Published
This is probably a dumb question, but when the IV nurse goes to insert an IV into a patient, what is usually the size of the IV?
If you are up on your EBP, the evidence is that smaller is usually better. Small is always better for medication administration. Larger IVs (20GA+) are not indicated for "just in case" anymore as there is simply no need to have a larger bore IV just in case. Larger bore really only indicated for rapid fluid administration. We regularly administer blood through 22ga in my hospital in non critical units.
I usually go with 18, 20, or 22. I once had to use a 14 gauge. Pushing an iv the size of a drinking straw made me go weak. I apologized over and over, the pt didn't care, had 90% of his body burned.
I've placed 14 ga catheters before, one of those times being for a severely dehydrated patient in her 70's. That case was quite unusual... but suffice it to say that she needed LOTS of fluid quickly and an 18 ga wouldn't do. As I stated earlier, my go-to's are 18, 20, and 22... but I'm not afraid to place larger catheters if need-be and if I've got to plant one of those bigger catheters, it's because the patient needs the kind of volume and rate that only a very big pipe can provide. Of the roughly 600 IVs I've ever placed, less than a dozen have been the 14 or 16 ga.
If your patient doesn't notice someone pushing the equivalent of a 16p nail into their arm, something is seriously wrong...
BTW - no question is a dumb question! Just wait until you start priming lines and can't figure out how to get a bubble that's in the middle out.
Bubbles are not harmful and can be safely infused in anyone without an ASD or VSD with a right-to-left shunt. You'll want to flush the tubing, sure, but those little bubbles? Ignore them.
No, they won't "go to the brain and cause a stroke." Review normal blood circulation and see where they'll go. Harmless. It would take 15-20cc in a peripheral vein to do someone harm.
Bubbles are not harmful and can be safely infused in anyone without an ASD or VSD with a right-to-left shunt. You'll want to flush the tubing, sure, but those little bubbles? Ignore them.
The harm is from losing my sanity by having to go into the room over and over to silence the "air in line" alarm caused by a 0.3 mL bubble!
Larger IVs (20GA+) are not indicated for "just in case" anymore as there is simply no need to have a larger bore IV just in case.

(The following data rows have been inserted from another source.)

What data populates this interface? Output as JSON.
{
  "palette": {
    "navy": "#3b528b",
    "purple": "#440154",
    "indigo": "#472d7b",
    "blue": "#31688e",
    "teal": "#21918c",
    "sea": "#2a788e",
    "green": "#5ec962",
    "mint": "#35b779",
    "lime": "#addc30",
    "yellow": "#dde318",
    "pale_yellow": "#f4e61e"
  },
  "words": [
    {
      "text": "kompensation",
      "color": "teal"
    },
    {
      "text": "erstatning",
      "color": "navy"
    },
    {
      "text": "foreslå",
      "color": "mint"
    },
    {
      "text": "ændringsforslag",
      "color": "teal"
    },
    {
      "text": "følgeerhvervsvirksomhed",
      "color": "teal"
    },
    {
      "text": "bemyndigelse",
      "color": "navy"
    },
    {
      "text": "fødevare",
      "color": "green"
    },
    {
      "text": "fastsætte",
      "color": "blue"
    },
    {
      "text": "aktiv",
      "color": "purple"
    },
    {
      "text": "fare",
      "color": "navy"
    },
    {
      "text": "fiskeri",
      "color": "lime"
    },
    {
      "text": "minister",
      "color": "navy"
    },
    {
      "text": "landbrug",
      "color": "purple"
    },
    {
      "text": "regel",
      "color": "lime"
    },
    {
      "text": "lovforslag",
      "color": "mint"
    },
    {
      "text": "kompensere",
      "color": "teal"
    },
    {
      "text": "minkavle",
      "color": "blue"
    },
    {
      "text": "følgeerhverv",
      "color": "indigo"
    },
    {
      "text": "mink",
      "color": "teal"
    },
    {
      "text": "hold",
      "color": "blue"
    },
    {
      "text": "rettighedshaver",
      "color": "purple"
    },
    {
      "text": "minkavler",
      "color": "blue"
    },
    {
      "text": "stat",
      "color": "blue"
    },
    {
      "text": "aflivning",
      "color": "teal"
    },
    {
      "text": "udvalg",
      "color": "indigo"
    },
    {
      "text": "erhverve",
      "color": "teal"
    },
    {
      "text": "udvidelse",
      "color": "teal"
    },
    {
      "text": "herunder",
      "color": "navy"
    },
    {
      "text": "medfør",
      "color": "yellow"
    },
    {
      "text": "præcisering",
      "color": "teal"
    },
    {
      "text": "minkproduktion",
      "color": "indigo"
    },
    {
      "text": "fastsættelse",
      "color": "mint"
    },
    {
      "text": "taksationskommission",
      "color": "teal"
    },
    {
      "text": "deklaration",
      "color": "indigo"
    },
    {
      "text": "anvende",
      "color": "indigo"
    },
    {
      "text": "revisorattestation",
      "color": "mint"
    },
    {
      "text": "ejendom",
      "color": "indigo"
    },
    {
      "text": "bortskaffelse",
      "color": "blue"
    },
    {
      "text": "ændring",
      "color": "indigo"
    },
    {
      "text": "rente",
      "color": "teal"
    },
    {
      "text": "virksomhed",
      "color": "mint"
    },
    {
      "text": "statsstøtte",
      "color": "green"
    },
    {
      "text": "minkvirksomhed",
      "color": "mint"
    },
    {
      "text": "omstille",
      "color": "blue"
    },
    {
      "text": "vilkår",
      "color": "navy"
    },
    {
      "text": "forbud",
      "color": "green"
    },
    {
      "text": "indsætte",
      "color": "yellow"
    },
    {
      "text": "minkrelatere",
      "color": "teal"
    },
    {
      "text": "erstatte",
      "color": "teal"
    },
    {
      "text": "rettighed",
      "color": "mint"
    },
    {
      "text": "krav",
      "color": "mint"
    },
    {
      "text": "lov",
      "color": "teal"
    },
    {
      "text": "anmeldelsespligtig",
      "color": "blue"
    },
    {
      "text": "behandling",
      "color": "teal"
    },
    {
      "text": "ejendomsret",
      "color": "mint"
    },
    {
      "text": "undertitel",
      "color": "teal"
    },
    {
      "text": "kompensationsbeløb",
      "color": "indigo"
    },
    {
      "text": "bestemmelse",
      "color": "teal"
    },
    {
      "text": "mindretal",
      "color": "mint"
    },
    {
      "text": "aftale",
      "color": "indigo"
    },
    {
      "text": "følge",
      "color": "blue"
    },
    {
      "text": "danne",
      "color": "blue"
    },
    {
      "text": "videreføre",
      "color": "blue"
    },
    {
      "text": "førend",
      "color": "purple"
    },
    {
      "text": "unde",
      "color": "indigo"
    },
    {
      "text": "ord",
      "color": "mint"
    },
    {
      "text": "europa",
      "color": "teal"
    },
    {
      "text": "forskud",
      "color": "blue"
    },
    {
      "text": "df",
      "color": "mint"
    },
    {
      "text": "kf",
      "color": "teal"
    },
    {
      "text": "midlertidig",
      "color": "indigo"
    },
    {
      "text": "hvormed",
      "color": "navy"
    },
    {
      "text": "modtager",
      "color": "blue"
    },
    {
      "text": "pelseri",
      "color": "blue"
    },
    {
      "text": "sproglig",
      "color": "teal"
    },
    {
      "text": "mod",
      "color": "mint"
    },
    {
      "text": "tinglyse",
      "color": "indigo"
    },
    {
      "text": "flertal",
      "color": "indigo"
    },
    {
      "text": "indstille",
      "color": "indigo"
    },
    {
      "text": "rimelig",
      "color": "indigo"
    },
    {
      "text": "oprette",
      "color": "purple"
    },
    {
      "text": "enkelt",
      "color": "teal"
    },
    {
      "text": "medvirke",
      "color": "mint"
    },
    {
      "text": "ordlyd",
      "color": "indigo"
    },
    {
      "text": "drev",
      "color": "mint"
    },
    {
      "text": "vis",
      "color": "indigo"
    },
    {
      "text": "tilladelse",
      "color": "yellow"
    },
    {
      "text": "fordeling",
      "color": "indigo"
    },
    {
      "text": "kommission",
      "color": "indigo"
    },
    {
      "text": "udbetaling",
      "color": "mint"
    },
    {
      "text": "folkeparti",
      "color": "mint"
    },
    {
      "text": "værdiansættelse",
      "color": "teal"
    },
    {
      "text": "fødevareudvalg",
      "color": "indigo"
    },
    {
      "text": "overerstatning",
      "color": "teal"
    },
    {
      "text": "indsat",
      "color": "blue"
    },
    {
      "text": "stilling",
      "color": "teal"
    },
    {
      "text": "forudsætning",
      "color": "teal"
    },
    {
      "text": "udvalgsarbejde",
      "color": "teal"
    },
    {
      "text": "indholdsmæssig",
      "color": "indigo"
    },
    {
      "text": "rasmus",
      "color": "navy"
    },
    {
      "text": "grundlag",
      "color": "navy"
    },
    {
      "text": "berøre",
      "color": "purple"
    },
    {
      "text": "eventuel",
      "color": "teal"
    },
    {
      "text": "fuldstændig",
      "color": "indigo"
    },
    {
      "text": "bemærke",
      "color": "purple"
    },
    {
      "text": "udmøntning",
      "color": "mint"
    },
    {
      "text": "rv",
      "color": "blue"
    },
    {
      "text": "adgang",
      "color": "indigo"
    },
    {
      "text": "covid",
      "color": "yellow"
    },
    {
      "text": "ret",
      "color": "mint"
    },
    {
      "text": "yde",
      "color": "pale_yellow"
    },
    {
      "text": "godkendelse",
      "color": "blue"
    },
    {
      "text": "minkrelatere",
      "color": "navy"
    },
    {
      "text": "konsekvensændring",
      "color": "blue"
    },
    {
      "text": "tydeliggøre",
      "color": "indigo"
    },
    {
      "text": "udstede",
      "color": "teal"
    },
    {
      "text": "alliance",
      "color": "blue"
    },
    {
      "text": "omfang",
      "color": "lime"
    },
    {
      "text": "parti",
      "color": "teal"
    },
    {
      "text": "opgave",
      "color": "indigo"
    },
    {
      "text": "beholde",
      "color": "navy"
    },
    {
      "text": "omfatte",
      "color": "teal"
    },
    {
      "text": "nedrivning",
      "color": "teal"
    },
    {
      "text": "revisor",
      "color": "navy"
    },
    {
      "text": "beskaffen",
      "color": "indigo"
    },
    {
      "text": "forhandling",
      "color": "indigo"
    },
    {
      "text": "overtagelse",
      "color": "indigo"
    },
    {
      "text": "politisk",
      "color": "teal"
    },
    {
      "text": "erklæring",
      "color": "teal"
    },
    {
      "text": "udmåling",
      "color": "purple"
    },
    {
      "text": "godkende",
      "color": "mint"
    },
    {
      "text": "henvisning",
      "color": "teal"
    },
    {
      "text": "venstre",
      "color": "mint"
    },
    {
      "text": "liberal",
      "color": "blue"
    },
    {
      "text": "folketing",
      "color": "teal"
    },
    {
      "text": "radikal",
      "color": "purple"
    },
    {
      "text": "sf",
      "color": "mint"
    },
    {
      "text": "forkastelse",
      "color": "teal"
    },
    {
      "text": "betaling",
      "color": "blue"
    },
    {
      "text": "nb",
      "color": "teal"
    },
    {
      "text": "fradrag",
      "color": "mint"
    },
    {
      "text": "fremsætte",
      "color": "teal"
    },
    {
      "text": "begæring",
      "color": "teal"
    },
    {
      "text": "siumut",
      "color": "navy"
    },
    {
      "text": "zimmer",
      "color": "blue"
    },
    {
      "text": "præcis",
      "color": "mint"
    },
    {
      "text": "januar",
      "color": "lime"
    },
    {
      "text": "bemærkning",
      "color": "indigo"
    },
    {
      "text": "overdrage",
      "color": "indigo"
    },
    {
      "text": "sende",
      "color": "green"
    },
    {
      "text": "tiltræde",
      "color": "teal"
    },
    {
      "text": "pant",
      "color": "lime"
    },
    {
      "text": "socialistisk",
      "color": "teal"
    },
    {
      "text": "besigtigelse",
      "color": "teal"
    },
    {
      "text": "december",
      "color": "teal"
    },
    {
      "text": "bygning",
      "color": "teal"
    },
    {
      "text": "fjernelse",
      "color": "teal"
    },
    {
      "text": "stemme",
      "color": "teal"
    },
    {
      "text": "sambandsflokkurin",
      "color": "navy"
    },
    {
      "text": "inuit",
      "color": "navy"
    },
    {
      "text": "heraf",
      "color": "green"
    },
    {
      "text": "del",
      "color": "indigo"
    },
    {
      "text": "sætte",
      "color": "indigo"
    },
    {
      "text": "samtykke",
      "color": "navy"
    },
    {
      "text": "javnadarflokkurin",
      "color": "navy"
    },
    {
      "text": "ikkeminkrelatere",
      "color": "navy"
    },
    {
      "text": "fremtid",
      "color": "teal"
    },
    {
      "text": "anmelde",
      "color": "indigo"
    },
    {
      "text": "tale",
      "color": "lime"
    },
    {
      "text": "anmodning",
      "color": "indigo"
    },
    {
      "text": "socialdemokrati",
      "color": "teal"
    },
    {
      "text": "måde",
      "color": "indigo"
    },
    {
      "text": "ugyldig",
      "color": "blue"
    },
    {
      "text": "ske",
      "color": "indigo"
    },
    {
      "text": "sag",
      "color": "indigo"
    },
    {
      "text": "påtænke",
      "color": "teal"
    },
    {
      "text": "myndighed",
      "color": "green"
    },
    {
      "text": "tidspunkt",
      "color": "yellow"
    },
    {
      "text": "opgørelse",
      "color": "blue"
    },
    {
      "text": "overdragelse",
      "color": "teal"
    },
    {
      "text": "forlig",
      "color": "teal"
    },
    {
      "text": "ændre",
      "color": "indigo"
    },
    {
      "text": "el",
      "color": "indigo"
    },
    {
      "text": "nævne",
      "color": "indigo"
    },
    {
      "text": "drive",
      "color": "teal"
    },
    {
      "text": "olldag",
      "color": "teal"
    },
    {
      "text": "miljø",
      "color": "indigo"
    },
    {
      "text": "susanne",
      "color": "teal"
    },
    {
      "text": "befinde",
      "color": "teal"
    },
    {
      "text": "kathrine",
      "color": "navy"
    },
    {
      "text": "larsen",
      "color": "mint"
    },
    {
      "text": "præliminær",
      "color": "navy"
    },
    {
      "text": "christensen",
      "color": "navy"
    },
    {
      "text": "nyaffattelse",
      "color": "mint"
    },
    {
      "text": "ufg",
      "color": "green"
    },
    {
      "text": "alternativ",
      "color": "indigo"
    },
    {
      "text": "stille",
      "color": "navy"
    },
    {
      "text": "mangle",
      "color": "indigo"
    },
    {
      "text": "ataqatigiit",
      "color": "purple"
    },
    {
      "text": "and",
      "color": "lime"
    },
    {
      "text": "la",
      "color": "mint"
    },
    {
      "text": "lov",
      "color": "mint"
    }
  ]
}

Well, with some ED docs we still have to use the "just in case rule." If that doc can convince the pt. that the pt. was SOB sometime in the last 2 years, the pt will be getting a CTA.
Well, with some ED docs we still have to use the "just in case rule." If that doc can convince the pt. that the pt. was SOB sometime in the last 2 years, the pt will be getting a CTA.
Sure, just because they have MD behind their name doesn't mean they know everything. Lots of doctors are stuck in the past and not up on current evidence and best practices.
In pediatrics, most peripheral IVs are 22 g or 24 g. A 20 g is HUGE for a kid. I can count on one hand the number of times I've even seen an 18 g and those were always placed by anesthesia. The last time I had an IV (for IV contrast/MRI) it was a 22 g. They recently changed their practice, I guess, because they've always put 20s in me before.
Nibbles1
556 Posts
I usually go with 18, 20, or 22. I once had to use a 14 gauge. Pushing an iv the size of a drinking straw made me go weak. I apologized over and over, the pt didn't care, had 90% of his body burned.